"No one expects you to make any sense. That gives you the freedom to be creative. It's like for the rest of us the world is a black and white TV show. For you, it's a Disney cartoon."
Saint Jude's is a way-station for troubled teens. Specialising in adolescent mental illness, the group home takes in upper middle class teenagers like Taylor, whose Mom can no longer handle her Bipolar diagnosis. Taylor's lucky. The only experience she has of Psychiatric facilities is the plush ward on the fourth floor of a private hospital, and now the "family" environment of Saint Jude, governed by Big Daddy, the teens therapist and Big Momma, a sort of housekeeper, come psychiatric nurse.
The teens are all dealing with their own problems: bipolar disorder, schizophrenia, depression, and yet their lives have become entwined, they've been forced together by the stigma of mental illness and the pain they each feel inside their own fragile minds. Isolated from the "real world" the teens tick along, riding the waves of their mental disorders waiting to turn sixteen so they can leave.

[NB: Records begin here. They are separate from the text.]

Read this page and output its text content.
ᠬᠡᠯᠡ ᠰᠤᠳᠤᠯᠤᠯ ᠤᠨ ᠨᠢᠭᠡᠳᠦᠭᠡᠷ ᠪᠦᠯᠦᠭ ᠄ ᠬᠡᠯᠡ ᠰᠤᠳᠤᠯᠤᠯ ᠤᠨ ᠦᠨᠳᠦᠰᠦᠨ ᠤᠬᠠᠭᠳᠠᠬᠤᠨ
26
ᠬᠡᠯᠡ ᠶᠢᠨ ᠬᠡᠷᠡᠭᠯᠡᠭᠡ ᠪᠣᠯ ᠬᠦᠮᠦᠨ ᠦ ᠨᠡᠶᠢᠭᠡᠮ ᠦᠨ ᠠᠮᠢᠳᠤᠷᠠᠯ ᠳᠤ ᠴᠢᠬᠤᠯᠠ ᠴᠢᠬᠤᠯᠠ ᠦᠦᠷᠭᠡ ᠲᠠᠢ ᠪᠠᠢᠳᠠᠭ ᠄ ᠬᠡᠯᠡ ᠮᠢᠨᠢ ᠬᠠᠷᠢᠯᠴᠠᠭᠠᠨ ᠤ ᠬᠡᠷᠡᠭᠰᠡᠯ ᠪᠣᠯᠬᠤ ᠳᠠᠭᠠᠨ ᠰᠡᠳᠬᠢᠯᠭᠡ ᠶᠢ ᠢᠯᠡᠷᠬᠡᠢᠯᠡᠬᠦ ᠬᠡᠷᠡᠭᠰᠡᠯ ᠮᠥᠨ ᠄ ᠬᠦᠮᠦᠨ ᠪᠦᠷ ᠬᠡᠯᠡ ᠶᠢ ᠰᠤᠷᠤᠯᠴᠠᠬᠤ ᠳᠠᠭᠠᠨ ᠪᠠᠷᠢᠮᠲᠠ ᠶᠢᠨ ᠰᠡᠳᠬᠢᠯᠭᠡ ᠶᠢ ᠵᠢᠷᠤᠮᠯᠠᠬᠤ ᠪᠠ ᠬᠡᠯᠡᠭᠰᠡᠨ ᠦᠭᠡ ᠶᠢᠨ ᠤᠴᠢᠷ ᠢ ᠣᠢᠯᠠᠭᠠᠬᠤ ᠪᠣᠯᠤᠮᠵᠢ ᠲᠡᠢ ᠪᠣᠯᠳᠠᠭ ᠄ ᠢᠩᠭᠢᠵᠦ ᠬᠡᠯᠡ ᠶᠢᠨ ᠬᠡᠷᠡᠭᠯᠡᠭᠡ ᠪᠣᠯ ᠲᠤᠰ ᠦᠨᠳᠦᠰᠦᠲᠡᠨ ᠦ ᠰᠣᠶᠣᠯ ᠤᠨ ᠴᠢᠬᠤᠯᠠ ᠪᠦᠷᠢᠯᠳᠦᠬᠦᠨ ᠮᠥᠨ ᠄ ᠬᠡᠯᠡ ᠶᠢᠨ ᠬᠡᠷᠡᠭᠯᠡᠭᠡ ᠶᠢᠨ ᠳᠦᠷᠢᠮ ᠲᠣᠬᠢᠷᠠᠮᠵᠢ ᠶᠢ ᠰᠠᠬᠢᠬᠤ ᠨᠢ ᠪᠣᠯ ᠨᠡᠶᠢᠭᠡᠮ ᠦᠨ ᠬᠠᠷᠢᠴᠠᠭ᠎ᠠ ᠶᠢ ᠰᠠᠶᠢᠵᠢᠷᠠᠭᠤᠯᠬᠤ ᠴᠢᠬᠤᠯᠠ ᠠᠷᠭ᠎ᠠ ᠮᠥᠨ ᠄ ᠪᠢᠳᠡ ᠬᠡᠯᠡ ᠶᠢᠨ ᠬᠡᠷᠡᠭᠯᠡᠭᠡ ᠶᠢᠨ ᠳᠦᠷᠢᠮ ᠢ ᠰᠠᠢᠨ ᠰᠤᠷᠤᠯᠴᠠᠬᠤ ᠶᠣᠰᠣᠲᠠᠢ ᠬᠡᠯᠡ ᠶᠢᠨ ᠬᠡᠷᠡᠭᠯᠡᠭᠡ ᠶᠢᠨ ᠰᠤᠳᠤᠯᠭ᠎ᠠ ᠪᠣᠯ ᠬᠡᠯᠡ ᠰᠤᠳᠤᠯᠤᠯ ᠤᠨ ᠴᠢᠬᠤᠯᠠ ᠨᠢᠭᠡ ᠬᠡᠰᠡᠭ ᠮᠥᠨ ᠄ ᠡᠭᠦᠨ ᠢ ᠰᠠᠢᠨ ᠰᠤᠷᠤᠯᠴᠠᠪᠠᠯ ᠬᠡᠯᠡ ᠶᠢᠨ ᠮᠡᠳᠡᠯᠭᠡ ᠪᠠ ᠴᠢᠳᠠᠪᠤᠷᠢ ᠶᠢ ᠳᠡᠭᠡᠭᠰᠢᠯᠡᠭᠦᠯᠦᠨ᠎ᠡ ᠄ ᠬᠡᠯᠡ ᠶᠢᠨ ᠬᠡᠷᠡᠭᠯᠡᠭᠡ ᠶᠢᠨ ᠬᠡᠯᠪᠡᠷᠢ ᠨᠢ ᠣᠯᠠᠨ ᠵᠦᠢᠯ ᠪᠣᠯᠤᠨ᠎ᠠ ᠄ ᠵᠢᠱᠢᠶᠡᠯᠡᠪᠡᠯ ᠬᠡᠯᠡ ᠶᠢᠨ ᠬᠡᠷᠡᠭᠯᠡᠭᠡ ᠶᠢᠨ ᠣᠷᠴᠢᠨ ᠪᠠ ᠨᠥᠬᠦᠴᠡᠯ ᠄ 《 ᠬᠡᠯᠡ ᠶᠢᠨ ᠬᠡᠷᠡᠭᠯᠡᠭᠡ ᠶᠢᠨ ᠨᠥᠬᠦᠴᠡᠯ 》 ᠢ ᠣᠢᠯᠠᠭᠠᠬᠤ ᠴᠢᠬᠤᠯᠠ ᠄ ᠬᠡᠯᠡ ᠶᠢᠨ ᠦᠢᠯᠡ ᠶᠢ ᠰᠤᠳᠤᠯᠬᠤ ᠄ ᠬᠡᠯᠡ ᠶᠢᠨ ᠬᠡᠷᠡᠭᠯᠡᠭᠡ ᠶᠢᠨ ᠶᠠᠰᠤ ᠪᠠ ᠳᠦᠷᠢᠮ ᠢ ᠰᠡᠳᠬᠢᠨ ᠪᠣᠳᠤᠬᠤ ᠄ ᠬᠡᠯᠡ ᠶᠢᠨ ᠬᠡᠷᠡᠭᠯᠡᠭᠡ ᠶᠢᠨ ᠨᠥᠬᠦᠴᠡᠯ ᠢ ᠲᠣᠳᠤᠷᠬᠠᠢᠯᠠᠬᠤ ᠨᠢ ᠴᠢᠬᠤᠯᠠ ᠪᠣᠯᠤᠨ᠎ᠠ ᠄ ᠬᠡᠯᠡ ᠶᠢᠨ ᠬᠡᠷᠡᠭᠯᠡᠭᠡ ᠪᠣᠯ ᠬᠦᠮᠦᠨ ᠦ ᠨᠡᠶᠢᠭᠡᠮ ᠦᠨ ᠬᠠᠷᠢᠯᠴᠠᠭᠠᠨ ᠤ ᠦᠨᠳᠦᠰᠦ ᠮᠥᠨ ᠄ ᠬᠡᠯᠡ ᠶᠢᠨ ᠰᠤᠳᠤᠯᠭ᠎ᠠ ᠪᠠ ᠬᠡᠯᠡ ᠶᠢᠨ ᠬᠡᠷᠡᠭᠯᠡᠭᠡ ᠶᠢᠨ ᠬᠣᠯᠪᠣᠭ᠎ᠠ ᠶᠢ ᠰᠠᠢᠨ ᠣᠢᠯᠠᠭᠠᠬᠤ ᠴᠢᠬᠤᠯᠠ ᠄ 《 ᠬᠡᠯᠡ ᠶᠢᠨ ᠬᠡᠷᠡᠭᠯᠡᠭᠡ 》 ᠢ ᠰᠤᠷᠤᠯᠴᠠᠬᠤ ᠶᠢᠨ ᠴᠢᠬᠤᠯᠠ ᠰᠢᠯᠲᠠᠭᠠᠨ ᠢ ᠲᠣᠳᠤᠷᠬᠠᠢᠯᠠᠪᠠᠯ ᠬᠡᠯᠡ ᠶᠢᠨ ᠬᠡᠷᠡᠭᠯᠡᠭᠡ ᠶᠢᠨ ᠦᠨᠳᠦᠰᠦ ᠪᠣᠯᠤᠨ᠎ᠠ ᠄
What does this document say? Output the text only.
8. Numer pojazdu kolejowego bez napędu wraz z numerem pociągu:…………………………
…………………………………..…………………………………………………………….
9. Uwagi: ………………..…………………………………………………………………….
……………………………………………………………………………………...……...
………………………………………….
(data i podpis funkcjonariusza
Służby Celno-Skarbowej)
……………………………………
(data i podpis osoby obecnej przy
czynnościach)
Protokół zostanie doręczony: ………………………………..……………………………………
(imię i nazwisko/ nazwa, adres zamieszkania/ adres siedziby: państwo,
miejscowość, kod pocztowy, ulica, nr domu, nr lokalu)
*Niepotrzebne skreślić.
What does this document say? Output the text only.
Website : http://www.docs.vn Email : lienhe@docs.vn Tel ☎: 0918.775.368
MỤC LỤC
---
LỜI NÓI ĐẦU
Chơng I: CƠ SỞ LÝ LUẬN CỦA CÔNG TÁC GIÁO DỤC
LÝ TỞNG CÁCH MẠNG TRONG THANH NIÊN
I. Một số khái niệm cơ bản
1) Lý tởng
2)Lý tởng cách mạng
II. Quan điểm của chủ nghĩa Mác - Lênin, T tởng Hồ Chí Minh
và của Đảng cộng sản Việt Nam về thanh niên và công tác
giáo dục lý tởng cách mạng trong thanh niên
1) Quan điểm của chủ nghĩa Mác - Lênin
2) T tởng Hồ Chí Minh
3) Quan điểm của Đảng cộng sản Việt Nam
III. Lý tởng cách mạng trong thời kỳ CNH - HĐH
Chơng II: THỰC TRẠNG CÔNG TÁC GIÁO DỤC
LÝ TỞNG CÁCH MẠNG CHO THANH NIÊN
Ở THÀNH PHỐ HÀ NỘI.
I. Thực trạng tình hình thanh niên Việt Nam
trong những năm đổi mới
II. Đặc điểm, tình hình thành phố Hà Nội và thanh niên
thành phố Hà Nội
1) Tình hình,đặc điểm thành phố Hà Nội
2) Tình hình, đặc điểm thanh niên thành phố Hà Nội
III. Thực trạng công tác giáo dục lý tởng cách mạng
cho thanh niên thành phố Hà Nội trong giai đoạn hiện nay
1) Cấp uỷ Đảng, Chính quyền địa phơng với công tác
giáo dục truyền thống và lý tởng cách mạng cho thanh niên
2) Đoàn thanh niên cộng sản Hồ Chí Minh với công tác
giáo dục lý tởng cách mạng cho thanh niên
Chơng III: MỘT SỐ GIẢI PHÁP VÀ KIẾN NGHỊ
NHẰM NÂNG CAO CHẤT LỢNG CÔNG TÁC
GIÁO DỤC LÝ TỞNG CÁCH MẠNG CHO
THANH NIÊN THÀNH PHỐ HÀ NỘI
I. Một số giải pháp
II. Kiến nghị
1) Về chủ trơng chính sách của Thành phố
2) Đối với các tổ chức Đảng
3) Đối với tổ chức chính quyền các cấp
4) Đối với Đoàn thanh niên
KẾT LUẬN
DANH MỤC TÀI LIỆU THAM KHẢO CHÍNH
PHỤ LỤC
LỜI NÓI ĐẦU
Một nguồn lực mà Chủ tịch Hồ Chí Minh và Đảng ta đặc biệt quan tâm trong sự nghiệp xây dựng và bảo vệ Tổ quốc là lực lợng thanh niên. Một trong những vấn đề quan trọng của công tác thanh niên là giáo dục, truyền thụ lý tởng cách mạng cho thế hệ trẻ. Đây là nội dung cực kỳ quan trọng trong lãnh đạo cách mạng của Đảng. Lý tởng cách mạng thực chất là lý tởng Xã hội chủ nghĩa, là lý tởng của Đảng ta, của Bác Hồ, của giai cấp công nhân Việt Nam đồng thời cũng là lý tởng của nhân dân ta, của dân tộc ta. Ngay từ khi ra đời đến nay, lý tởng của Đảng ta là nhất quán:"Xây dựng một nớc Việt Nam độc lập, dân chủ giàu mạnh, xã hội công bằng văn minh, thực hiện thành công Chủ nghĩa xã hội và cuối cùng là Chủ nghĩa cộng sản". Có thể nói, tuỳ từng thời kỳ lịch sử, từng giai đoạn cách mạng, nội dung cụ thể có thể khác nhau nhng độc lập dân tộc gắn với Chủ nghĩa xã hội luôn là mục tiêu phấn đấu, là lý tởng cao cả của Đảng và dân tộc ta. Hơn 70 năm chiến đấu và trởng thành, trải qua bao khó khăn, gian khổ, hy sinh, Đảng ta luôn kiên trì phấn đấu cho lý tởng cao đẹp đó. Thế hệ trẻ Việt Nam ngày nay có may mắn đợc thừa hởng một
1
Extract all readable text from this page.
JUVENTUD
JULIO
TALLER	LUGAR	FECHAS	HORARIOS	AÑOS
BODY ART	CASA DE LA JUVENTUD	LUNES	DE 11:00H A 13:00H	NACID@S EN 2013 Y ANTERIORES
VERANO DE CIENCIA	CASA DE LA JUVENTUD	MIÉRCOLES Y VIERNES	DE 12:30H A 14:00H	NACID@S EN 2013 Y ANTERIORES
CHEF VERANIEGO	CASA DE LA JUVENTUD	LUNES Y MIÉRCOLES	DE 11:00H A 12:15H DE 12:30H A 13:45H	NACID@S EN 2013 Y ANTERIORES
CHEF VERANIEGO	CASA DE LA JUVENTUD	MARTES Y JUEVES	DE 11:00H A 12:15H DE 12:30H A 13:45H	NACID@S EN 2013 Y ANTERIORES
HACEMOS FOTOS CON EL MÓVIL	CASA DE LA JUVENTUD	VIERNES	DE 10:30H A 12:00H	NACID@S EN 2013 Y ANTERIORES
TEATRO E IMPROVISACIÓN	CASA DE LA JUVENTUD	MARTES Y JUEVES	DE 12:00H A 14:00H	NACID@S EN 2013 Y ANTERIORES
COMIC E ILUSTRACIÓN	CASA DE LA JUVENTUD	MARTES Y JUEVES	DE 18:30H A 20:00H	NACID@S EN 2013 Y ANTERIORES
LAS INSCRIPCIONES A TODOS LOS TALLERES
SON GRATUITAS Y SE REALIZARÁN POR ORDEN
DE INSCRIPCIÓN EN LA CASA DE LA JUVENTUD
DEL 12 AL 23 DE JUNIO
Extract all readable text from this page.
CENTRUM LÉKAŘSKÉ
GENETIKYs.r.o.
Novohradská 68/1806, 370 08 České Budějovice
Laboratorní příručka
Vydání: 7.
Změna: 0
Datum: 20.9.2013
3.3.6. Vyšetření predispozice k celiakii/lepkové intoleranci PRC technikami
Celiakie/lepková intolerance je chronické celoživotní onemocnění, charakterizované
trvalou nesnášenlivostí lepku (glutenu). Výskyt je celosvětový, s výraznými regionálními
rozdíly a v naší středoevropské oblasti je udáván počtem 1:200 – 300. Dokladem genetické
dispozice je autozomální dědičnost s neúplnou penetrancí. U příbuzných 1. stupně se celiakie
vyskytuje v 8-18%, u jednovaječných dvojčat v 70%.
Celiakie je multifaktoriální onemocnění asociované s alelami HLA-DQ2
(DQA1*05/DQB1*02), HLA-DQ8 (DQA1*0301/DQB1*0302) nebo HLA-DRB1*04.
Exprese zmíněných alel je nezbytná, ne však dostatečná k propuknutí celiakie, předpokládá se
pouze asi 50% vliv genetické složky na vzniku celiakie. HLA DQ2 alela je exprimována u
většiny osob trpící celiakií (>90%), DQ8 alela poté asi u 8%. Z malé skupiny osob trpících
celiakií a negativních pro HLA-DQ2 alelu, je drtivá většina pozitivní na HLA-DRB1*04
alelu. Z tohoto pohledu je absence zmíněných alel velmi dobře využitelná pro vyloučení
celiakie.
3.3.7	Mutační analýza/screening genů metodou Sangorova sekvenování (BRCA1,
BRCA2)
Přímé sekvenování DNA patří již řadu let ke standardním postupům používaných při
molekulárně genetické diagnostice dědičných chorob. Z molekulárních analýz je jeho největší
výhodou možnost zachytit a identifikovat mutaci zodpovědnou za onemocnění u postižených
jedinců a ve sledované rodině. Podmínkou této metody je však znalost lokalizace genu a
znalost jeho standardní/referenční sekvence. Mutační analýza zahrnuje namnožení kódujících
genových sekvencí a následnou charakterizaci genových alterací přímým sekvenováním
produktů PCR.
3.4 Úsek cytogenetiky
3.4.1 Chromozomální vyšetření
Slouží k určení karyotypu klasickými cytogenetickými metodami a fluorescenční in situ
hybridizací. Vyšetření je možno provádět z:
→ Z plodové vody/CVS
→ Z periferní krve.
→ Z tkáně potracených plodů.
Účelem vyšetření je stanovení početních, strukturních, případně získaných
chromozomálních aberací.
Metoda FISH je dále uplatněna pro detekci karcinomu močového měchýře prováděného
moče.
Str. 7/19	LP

Until Dalton arrives. A replacement for Big Daddy, Dalton is a breath of fresh air in the stale therapeutic environment and he attempts to turn the teens lives around with shall we say non-traditional techniques and a new approach to therapy.
Meanwhile, as Taylor begins to grow closer to the charismatic Blaine, she puts her own recovery on the line to become the person she thinks he wants to be. And when he leaves Saint Jude's for good, the fine thread that had been holding her together finally breaks.
This novel encompasses the darkness of a mental illness diagnosis and the brightness of recovery. It's a must-read for anybody going through a similar situation or really for anybody who just likes a bloody good teen protagonist and a plot that deals with strong, heart-wrenching issues without simply skimming the surface.
4/5 - purely because the copy I read could have done with some editing and grammatical tweaks.